In regards to the first suit against Vision, the Plaintiffs argued that the district court erred in not conducting an evidentiary hearing to review the conflicting evidence. The Plaintiffs further argued that the district court erred by requiring them to meet a higher standard by imposing a preponderance of the evidence standard in demonstrating jurisdiction. They argued that the standard should be a prima facie showing of jurisdiction viewed in the light most favorable to the plaintiffs. The court determined that there was no deficiency in the process the district court undertook in evaluating the motion. The district court did hold a hearing, and no party ever claimed the record was inadequate, that relevant evidence was missing, or that it was unable to fairly present its position. Furthermore, the court determined that the Plaintiffs ultimately had to establish facts supporting jurisdiction over Vision by preponderance of the evidence. The court also affirmed the decision of the district court on the “merits” of the Fed. R. Civ. P. 12(b)(2) motion. The court held that Vision lacked the necessary contacts and activities to bring it within the realm of personal jurisdiction. Furthermore, the court held that the officers of Vision involved in the scheme were doing so out of the scope of their employment with no connection to Vision.
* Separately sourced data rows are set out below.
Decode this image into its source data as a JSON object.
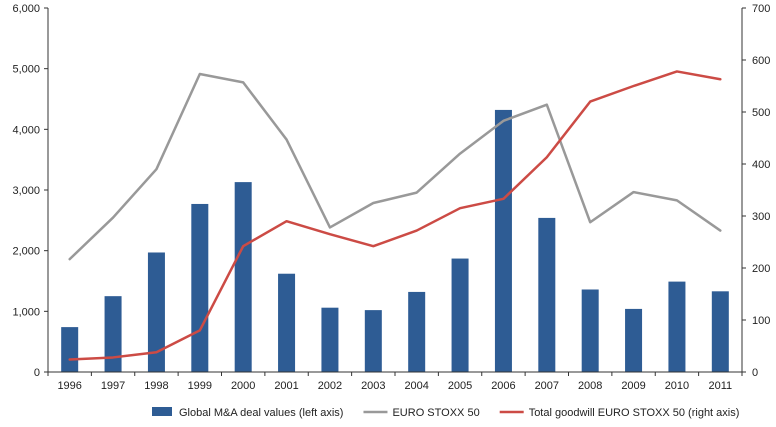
{
  "chart_data": {
    "type": "bar",
    "categories": [
      "1996",
      "1997",
      "1998",
      "1999",
      "2000",
      "2001",
      "2002",
      "2003",
      "2004",
      "2005",
      "2006",
      "2007",
      "2008",
      "2009",
      "2010",
      "2011"
    ],
    "left_axis": {
      "min": 0,
      "max": 6000,
      "ticks": [
        "0",
        "1,000",
        "2,000",
        "3,000",
        "4,000",
        "5,000",
        "6,000"
      ]
    },
    "right_axis": {
      "min": 0,
      "max": 700,
      "ticks": [
        "0",
        "100",
        "200",
        "300",
        "400",
        "500",
        "600",
        "700"
      ]
    },
    "grid": false,
    "legend_position": "bottom",
    "series": [
      {
        "name": "Global M&A deal values (left axis)",
        "kind": "bar",
        "axis": "left",
        "color": "#2e5c94",
        "values": [
          740,
          1250,
          1970,
          2770,
          3130,
          1620,
          1060,
          1020,
          1320,
          1870,
          4320,
          2540,
          1360,
          1040,
          1490,
          1330
        ]
      },
      {
        "name": "EURO STOXX 50",
        "kind": "line",
        "axis": "right",
        "color": "#999999",
        "values": [
          217,
          297,
          390,
          573,
          557,
          447,
          278,
          325,
          345,
          420,
          483,
          514,
          288,
          346,
          330,
          272
        ]
      },
      {
        "name": "Total goodwill EURO STOXX 50 (right axis)",
        "kind": "line",
        "axis": "right",
        "color": "#cc4b45",
        "values": [
          24,
          28,
          38,
          80,
          242,
          290,
          265,
          242,
          272,
          315,
          333,
          413,
          520,
          550,
          578,
          563
        ]
      }
    ]
  }
}
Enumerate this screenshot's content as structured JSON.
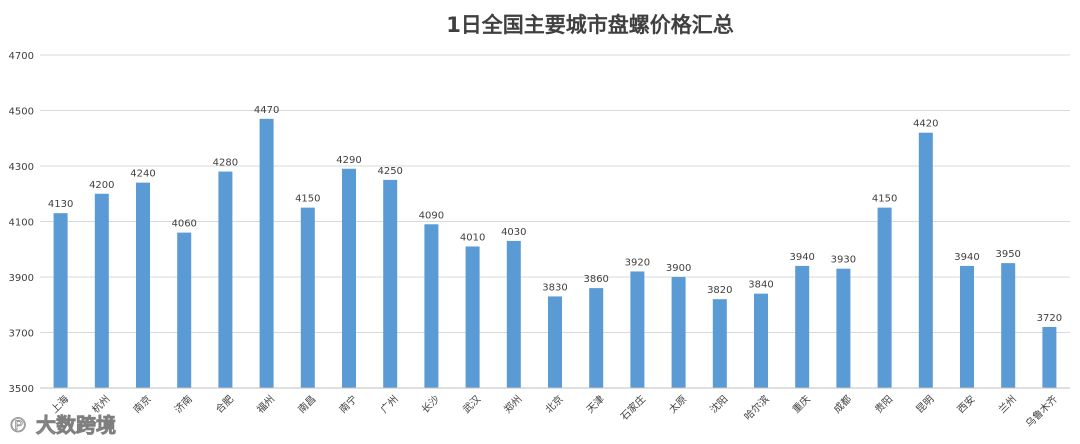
{
  "chart_data": {
    "type": "bar",
    "title": "1日全国主要城市盘螺价格汇总",
    "categories": [
      "上海",
      "杭州",
      "南京",
      "济南",
      "合肥",
      "福州",
      "南昌",
      "南宁",
      "广州",
      "长沙",
      "武汉",
      "郑州",
      "北京",
      "天津",
      "石家庄",
      "太原",
      "沈阳",
      "哈尔滨",
      "重庆",
      "成都",
      "贵阳",
      "昆明",
      "西安",
      "兰州",
      "乌鲁木齐"
    ],
    "series": [
      {
        "values": [
          4130,
          4200,
          4240,
          4060,
          4280,
          4470,
          4150,
          4290,
          4250,
          4090,
          4010,
          4030,
          3830,
          3860,
          3920,
          3900,
          3820,
          3840,
          3940,
          3930,
          4150,
          4420,
          3940,
          3950,
          3720
        ]
      }
    ],
    "ylim": [
      3500,
      4700
    ],
    "yticks": [
      3500,
      3700,
      3900,
      4100,
      4300,
      4500,
      4700
    ],
    "grid": true,
    "legend": "none",
    "bar_color": "#5b9bd5"
  },
  "watermark": {
    "text": "大数跨境"
  }
}
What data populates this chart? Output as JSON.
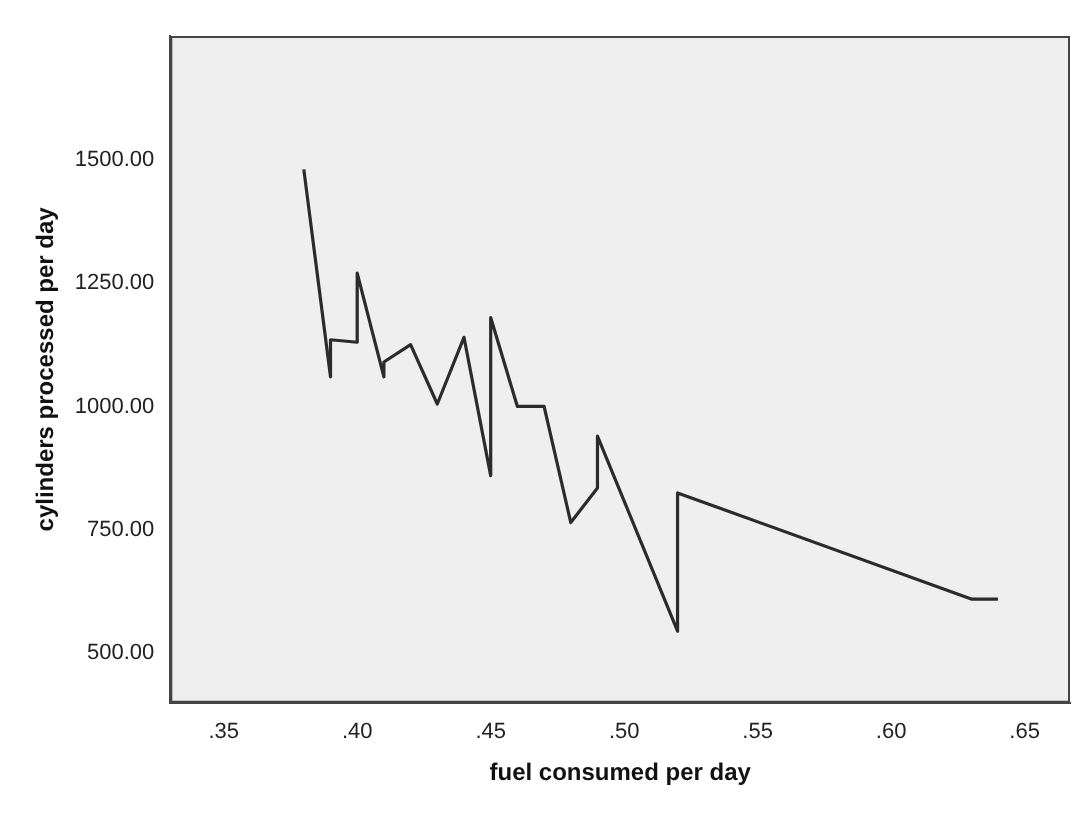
{
  "chart_data": {
    "type": "line",
    "xlabel": "fuel consumed per day",
    "ylabel": "cylinders processed per day",
    "x": [
      0.38,
      0.39,
      0.39,
      0.4,
      0.4,
      0.41,
      0.41,
      0.42,
      0.43,
      0.44,
      0.45,
      0.45,
      0.46,
      0.47,
      0.48,
      0.49,
      0.49,
      0.52,
      0.52,
      0.63,
      0.64
    ],
    "series": [
      {
        "color": "#2b2b2b",
        "values": [
          1480,
          1060,
          1135,
          1130,
          1270,
          1060,
          1090,
          1125,
          1005,
          1140,
          860,
          1180,
          1000,
          1000,
          765,
          835,
          940,
          545,
          825,
          610,
          610
        ]
      }
    ],
    "xlim": [
      0.33,
      0.667
    ],
    "xticks": [
      {
        "value": 0.35,
        "label": ".35"
      },
      {
        "value": 0.4,
        "label": ".40"
      },
      {
        "value": 0.45,
        "label": ".45"
      },
      {
        "value": 0.5,
        "label": ".50"
      },
      {
        "value": 0.55,
        "label": ".55"
      },
      {
        "value": 0.6,
        "label": ".60"
      },
      {
        "value": 0.65,
        "label": ".65"
      }
    ],
    "ylim": [
      400,
      1750
    ],
    "yticks": [
      {
        "value": 500,
        "label": "500.00"
      },
      {
        "value": 750,
        "label": "750.00"
      },
      {
        "value": 1000,
        "label": "1000.00"
      },
      {
        "value": 1250,
        "label": "1250.00"
      },
      {
        "value": 1500,
        "label": "1500.00"
      }
    ],
    "grid": false,
    "legend": false,
    "marker": "none",
    "line_style": "solid"
  }
}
In regards to the second suit filed against Defendants, the Plaintiffs argued that the district court erred in holding as a matter of law that the causes of action that were brought did not exist under South Carolina law. Plaintiffs argue that the South Carolina Supreme Court established these common law claims in Connelly v. State Co. The court held that this reading of Connelly was incorrect. The court reasoned that the language that Plaintiffs rely on as establishing these common law claims was not in the Supreme Court’s opinion, but in trial court’s opinion and was not adopted in its holding. The court concluded that it was unable to find any South Carolina cases that held that aiding and abetting common law fraud would constitute a cause of action in South Carolina.

Accordingly, the court affirmed the judgment of the district court.